KOSSOVO: ''I SERBI MINANO LA FRONTIERA''
KOSSOVO: ''I SERBI MINANO LA FRONTIERA''

Tirana, 22 lug. (Adnkronos/Dpa)- L'Albania accusa la Serbia di minare la frontiera tra i due Paesi per bloccare il flusso di combattenti, armi e profughi da e per la provincia meridionale a maggioranza albanese del Kossovo. Radio Tirana denuncia una massiccia presenza di soldati ed agenti serbi al confine settentrionale dell'Albania, mentre dal Kossovo giunge la notizia dello spostamento della linea del fronte tra l'Esercito di liberazione del Kossovo (Uck) e la III Armata jugoslava verso la cittadina di Prizren, a 16 chilometri dal confine albanese. Si teme che i combattimenti possano provocare un nuovo esodo di rifugiati verso la regione nordoccidentale albanese di Kukes dopo i 13mila profughi affluiti a giugno nella regione nordorientale di Tropoja.

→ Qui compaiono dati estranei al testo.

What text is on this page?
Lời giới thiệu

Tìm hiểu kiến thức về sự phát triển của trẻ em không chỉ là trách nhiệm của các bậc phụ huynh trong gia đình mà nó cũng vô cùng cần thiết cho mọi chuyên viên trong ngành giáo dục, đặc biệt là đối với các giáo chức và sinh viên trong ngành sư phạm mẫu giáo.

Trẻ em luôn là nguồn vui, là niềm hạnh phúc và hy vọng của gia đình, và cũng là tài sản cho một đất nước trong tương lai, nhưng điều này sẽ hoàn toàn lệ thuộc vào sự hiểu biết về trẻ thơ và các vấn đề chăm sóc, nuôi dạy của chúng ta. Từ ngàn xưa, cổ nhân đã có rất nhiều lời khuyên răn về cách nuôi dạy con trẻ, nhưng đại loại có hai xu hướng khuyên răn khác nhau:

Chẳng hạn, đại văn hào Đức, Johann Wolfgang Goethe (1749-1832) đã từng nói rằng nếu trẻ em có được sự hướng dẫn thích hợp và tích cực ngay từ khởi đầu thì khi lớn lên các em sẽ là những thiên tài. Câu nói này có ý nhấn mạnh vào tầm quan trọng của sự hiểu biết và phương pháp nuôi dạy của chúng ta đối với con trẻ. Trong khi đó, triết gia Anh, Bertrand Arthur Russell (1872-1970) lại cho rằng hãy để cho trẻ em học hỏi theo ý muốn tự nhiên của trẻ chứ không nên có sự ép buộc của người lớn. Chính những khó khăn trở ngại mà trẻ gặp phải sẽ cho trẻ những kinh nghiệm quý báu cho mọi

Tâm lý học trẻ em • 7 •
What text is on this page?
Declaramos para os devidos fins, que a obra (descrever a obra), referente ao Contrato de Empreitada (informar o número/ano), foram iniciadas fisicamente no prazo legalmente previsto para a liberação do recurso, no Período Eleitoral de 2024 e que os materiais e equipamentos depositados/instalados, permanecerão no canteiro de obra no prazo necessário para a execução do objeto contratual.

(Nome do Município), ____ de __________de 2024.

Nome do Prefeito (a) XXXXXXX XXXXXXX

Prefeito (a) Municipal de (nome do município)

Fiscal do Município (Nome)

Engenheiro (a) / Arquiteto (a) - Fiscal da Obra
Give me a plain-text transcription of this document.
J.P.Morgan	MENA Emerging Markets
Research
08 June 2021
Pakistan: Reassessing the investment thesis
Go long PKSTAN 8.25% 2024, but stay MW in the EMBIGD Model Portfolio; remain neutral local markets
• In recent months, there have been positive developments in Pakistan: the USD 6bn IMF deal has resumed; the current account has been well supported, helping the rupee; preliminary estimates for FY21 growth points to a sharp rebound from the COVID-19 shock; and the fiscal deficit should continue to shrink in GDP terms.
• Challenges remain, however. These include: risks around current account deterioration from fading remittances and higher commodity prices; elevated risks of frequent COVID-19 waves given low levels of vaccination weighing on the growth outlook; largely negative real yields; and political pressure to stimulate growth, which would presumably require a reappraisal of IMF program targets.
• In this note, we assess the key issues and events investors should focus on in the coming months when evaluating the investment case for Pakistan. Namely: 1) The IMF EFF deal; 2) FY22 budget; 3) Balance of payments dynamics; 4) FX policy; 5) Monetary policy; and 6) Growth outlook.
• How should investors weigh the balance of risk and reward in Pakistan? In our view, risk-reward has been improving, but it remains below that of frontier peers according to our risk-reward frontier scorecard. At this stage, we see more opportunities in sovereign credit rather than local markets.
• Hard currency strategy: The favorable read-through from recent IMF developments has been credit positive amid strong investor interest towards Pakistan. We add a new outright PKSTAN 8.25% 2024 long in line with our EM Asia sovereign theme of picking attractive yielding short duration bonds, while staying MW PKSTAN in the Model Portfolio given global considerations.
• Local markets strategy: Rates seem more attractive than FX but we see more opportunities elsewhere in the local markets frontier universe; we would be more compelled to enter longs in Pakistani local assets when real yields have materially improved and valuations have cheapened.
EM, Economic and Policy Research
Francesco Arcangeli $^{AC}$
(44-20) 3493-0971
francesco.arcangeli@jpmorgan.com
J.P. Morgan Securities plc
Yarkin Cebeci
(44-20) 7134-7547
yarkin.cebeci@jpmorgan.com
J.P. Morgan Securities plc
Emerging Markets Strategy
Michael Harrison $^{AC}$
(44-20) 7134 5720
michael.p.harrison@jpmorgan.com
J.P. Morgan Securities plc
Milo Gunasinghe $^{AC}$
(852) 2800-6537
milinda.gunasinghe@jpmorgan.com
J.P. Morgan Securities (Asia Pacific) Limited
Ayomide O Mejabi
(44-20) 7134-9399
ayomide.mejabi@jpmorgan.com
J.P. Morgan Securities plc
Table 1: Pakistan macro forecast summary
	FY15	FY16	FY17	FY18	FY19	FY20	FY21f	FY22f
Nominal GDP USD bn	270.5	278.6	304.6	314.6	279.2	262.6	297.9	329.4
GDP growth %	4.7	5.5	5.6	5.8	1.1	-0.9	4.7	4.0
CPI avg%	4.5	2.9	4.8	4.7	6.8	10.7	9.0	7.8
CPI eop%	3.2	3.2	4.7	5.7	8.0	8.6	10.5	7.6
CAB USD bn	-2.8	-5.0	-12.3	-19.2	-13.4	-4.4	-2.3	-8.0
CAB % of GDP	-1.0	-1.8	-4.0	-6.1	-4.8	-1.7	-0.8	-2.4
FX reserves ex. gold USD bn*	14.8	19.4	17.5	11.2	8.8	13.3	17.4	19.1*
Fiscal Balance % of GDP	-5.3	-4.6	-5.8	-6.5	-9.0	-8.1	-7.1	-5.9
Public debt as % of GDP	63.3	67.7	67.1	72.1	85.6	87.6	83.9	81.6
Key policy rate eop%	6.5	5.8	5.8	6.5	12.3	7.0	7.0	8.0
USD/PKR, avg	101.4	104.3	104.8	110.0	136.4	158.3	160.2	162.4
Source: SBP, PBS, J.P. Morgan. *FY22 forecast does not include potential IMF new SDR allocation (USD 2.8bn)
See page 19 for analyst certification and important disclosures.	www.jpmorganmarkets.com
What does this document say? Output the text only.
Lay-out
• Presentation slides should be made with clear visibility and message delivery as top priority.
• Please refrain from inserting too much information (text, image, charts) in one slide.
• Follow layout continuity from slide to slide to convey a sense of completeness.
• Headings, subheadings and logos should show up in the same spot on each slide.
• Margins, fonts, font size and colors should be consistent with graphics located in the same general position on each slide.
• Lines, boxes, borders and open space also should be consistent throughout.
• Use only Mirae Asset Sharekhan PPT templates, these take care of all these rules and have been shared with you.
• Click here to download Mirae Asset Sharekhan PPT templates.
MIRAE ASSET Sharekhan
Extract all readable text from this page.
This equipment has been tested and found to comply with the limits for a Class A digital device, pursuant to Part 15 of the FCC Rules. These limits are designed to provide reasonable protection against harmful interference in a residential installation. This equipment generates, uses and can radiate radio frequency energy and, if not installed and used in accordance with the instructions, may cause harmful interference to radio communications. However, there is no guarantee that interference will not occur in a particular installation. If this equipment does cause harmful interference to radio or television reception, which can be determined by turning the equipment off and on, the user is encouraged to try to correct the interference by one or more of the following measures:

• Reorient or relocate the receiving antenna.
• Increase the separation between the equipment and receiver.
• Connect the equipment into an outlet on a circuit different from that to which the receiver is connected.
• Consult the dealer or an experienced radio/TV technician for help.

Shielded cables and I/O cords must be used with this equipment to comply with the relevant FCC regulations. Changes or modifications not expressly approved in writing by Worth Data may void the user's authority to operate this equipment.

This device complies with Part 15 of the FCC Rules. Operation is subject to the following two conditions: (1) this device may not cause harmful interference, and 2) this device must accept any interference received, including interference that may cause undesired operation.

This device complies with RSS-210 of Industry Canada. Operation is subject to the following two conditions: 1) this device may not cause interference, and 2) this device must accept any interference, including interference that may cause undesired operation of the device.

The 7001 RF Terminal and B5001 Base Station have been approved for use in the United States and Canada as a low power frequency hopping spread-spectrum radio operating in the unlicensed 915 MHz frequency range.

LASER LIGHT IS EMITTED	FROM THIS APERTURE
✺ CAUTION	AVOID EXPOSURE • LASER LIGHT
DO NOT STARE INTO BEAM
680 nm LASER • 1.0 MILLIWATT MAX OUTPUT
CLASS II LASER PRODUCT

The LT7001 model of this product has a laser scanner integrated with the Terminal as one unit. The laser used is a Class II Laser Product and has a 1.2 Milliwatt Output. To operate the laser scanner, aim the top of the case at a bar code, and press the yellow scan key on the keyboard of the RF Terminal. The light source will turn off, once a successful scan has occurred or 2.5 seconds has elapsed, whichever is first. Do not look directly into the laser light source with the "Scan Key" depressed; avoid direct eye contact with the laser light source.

I mezzi d'informazione albanesi riferiscono di un bilancio di 120 morti tra i civili albanesi -uomini, donne e bambini, molti dei quali sarebbero stati mutilati dai serbi prima di essere uccisi- nei combattimenti tra l'Uck e l'Esercito nella cittadina di Orahovac (Rahovec in albanese) e di un nuovo bombardamento di artiglieria serbo sul passo di Padesh, 150 metri all'interno del territorio dell'Albania. L'Uck controllerebbe il 65 per cento di Orahovac e il Centro albanese per i diritti umani nel capoluogo kossovaro Pristina accusa la Serbia di voler perpetrare a Orahovac uno ''sterminio'' paragonabile a quello compiuto dai serbo bosniaci nel 1995 nella ''citta' martire'' musulmana di Srebrenica, nella Bosnia sudorientale.